Early this morning we (in the greater geographical vicinity of West Salem, IL) experienced an earthquake.
To my peeps in California and Nevada, that is like reading “the Democrats had a debate yesterday” or “the Republican Governor from PickaState, an avid campaigner against RandomSexualProclivity, was caught engaging in RandomSexualProclivity”. Ho hum (note: that’s an expression of ennui, not the name of a sexual proclivity).
MSNBC reports, “The 5.2 magnitude earthquake rattled skyscrapers in Chicago's Loop and homes in Cincinnati” (because, of course, to the media, Cincinnati is a cow town full of “homes”, not a real city with them big buildings like Chicago).
To my friends and coworkers in Cincinnati, an earthquake is a big deal. For me it was nostalgic. When we moved to Cincinnati from LA, the most common comment we got was, “I would be so scared of the earthquakes out there.” This from people who had had houses blow away in tornadoes: apparently just a quaint Midwestern frolic involving encounters with little people, witches and talking scarecrows; so it’s more like a funky Haight-Ashbury acid trip than a frightening San Francisco quake. (The second most common comment was, “I would be so scared up in them big buildings.”)

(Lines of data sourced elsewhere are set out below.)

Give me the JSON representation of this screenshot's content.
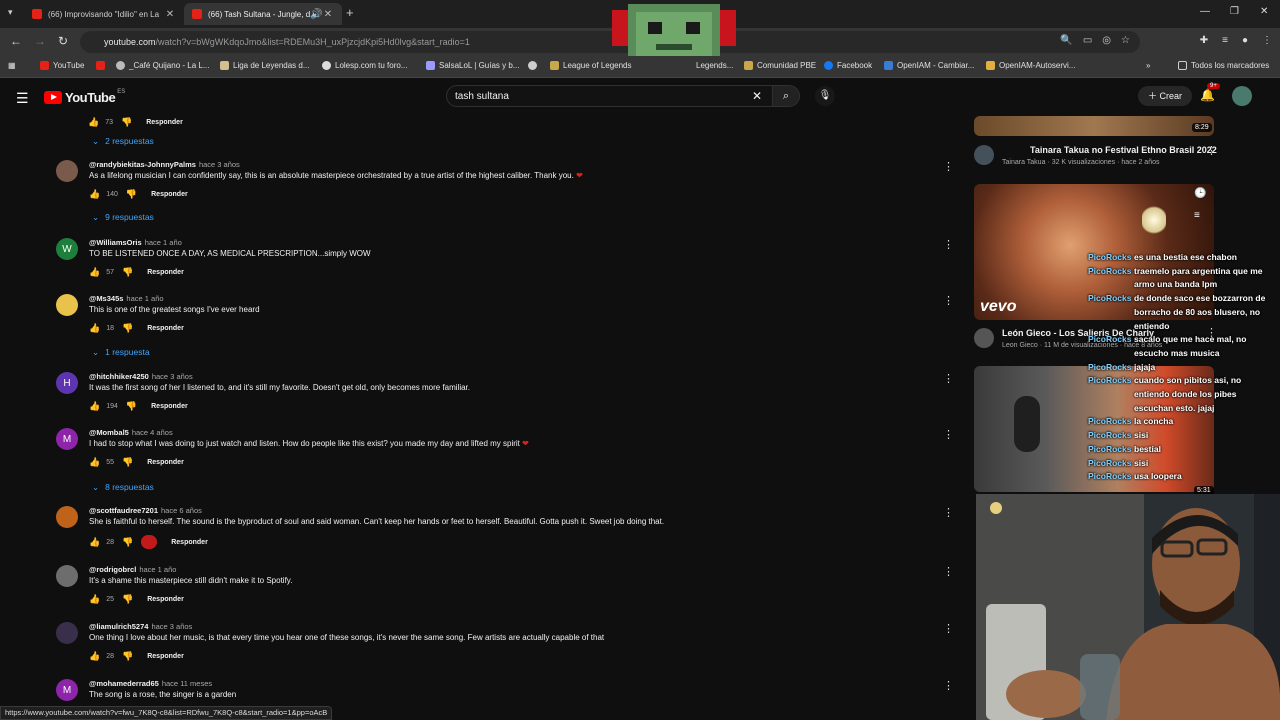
{
  "browser": {
    "tabs": [
      {
        "title": "(66) Improvisando \"Idilio\" en La"
      },
      {
        "title": "(66) Tash Sultana - Jungle, d"
      }
    ],
    "url": "youtube.com/watch?v=bWgWKdqoJmo&list=RDEMu3H_uxPjzcjdKpi5Hd0lvg&start_radio=1",
    "url_host": "youtube.com",
    "url_rest": "/watch?v=bWgWKdqoJmo&list=RDEMu3H_uxPjzcjdKpi5Hd0lvg&start_radio=1",
    "bookmarks": [
      "YouTube",
      "_Café Quijano - La L...",
      "Liga de Leyendas d...",
      "Lolesp.com tu foro...",
      "SalsaLoL | Guías y b...",
      "",
      "League of Legends",
      "Legends...",
      "Comunidad PBE",
      "Facebook",
      "OpenIAM - Cambiar...",
      "OpenIAM-Autoservi..."
    ],
    "all_bookmarks": "Todos los marcadores",
    "status_url": "https://www.youtube.com/watch?v=fwu_7K8Q-c8&list=RDfwu_7K8Q-c8&start_radio=1&pp=oAcB"
  },
  "youtube": {
    "logo_text": "YouTube",
    "region": "ES",
    "search_query": "tash sultana",
    "create_label": "Crear",
    "notif_count": "9+"
  },
  "top_actions": {
    "likes": "73",
    "reply": "Responder"
  },
  "top_replies": "2 respuestas",
  "comments": [
    {
      "user": "@randybiekitas-JohnnyPalms",
      "time": "hace 3 años",
      "text": "As a lifelong musician I can confidently say, this is an absolute masterpiece orchestrated by a true artist of the highest caliber. Thank you.",
      "likes": "140",
      "reply": "Responder",
      "replies": "9 respuestas",
      "avatar": "",
      "avatar_color": "#7a5a4a",
      "heart": "❤"
    },
    {
      "user": "@WilliamsOris",
      "time": "hace 1 año",
      "text": "TO BE LISTENED ONCE A DAY, AS MEDICAL PRESCRIPTION...simply WOW",
      "likes": "57",
      "reply": "Responder",
      "replies": "",
      "avatar": "W",
      "avatar_color": "#1e7f3c",
      "heart": ""
    },
    {
      "user": "@Ms345s",
      "time": "hace 1 año",
      "text": "This is one of the greatest songs I've ever heard",
      "likes": "18",
      "reply": "Responder",
      "replies": "1 respuesta",
      "avatar": "",
      "avatar_color": "#e8c24a",
      "heart": ""
    },
    {
      "user": "@hitchhiker4250",
      "time": "hace 3 años",
      "text": "It was the first song of her I listened to, and it's still my favorite. Doesn't get old, only becomes more familiar.",
      "likes": "194",
      "reply": "Responder",
      "replies": "",
      "avatar": "H",
      "avatar_color": "#5e35b1",
      "heart": ""
    },
    {
      "user": "@Mombal5",
      "time": "hace 4 años",
      "text": "I had to stop what I was doing to just watch and listen. How do people like this exist?  you made my day and lifted my spirit",
      "likes": "55",
      "reply": "Responder",
      "replies": "8 respuestas",
      "avatar": "M",
      "avatar_color": "#8e24aa",
      "heart": "❤"
    },
    {
      "user": "@scottfaudree7201",
      "time": "hace 6 años",
      "text": "She is faithful to herself. The sound is the byproduct of soul and said woman. Can't keep her hands or feet to herself. Beautiful. Gotta push it. Sweet job doing that.",
      "likes": "28",
      "reply": "Responder",
      "replies": "",
      "avatar": "",
      "avatar_color": "#c0631a",
      "heart": ""
    },
    {
      "user": "@rodrigobrcl",
      "time": "hace 1 año",
      "text": "It's a shame this masterpiece still didn't make it to Spotify.",
      "likes": "25",
      "reply": "Responder",
      "replies": "",
      "avatar": "",
      "avatar_color": "#6d6d6d",
      "heart": ""
    },
    {
      "user": "@liamulrich5274",
      "time": "hace 3 años",
      "text": "One thing I love about her music, is that every time you hear one of these songs, it's never the same song. Few artists are actually capable of that",
      "likes": "28",
      "reply": "Responder",
      "replies": "",
      "avatar": "",
      "avatar_color": "#3a2f4a",
      "heart": ""
    },
    {
      "user": "@mohamederrad65",
      "time": "hace 11 meses",
      "text": "The song is a rose, the singer is a garden",
      "likes": "",
      "reply": "",
      "replies": "",
      "avatar": "M",
      "avatar_color": "#8e24aa",
      "heart": ""
    }
  ],
  "sidebar": {
    "videos": [
      {
        "title": "Tainara Takua no Festival Ethno Brasil 2022",
        "channel": "Tainara Takua",
        "stats": "32 K visualizaciones · hace 2 años",
        "duration": "8:29"
      },
      {
        "title": "León Gieco - Los Salieris De Charly",
        "channel": "Leon Gieco",
        "stats": "11 M de visualizaciones · hace 8 años",
        "duration": ""
      },
      {
        "title": "",
        "channel": "",
        "stats": "",
        "duration": "5:31"
      }
    ],
    "vevo": "vevo"
  },
  "chat": [
    {
      "user": "PicoRocks",
      "msg": "es una bestia ese chabon"
    },
    {
      "user": "PicoRocks",
      "msg": "traemelo para argentina que me"
    },
    {
      "user": "",
      "msg": "armo una banda lpm"
    },
    {
      "user": "PicoRocks",
      "msg": "de donde saco ese bozzarron de"
    },
    {
      "user": "",
      "msg": "borracho de 80 aos blusero, no"
    },
    {
      "user": "",
      "msg": "entiendo"
    },
    {
      "user": "PicoRocks",
      "msg": "sacalo que me hace mal, no"
    },
    {
      "user": "",
      "msg": "escucho mas musica"
    },
    {
      "user": "PicoRocks",
      "msg": "jajaja"
    },
    {
      "user": "PicoRocks",
      "msg": "cuando son pibitos asi, no"
    },
    {
      "user": "",
      "msg": "entiendo donde los pibes"
    },
    {
      "user": "",
      "msg": "escuchan esto. jajaj"
    },
    {
      "user": "PicoRocks",
      "msg": "la concha"
    },
    {
      "user": "PicoRocks",
      "msg": "sisi"
    },
    {
      "user": "PicoRocks",
      "msg": "bestial"
    },
    {
      "user": "PicoRocks",
      "msg": "sisi"
    },
    {
      "user": "PicoRocks",
      "msg": "usa loopera"
    }
  ],
  "colors": {
    "bg": "#0f0f0f",
    "link": "#3ea6ff",
    "heart": "#e02020",
    "chat_user": "#7fd0ff"
  }
}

My personal favorite earthquake was the one that occurred during the Rose Bowl in 1979.
NBC opened their broadcast with a beautiful view of the clear, blue LA sky. It was 75 degrees and it had recently rained to clear out the smog. LA looked like a house for sale with fresh paint covering the water stains in the ceiling and a cinnamon-spiced apple pie baking to mask that odd sulfur smell hovering in the living room. The announcers invited all the viewers from Michigan to the Oklahoma dustbowl to pull up stakes, move out west and jack up the housing prices for young couples like me and my fiancĂ©. I was lying on my couch in LA when the earthquake struck and the terrified New Yorker announcers swiftly swallowed their SoCal hype, “Stop! Go back! The devil be present here!” At that point, we cheered louder than when USC eventually won the game.
For the sake of my friends and family remaining out there, I don’t try to disabuse people here of their fear of earthquakes.
”…said David Behm of Philo, 10 miles south of Champaign, “For people in central Illinois, this is a big deal. It’s not like California.” Ain’t that the truth.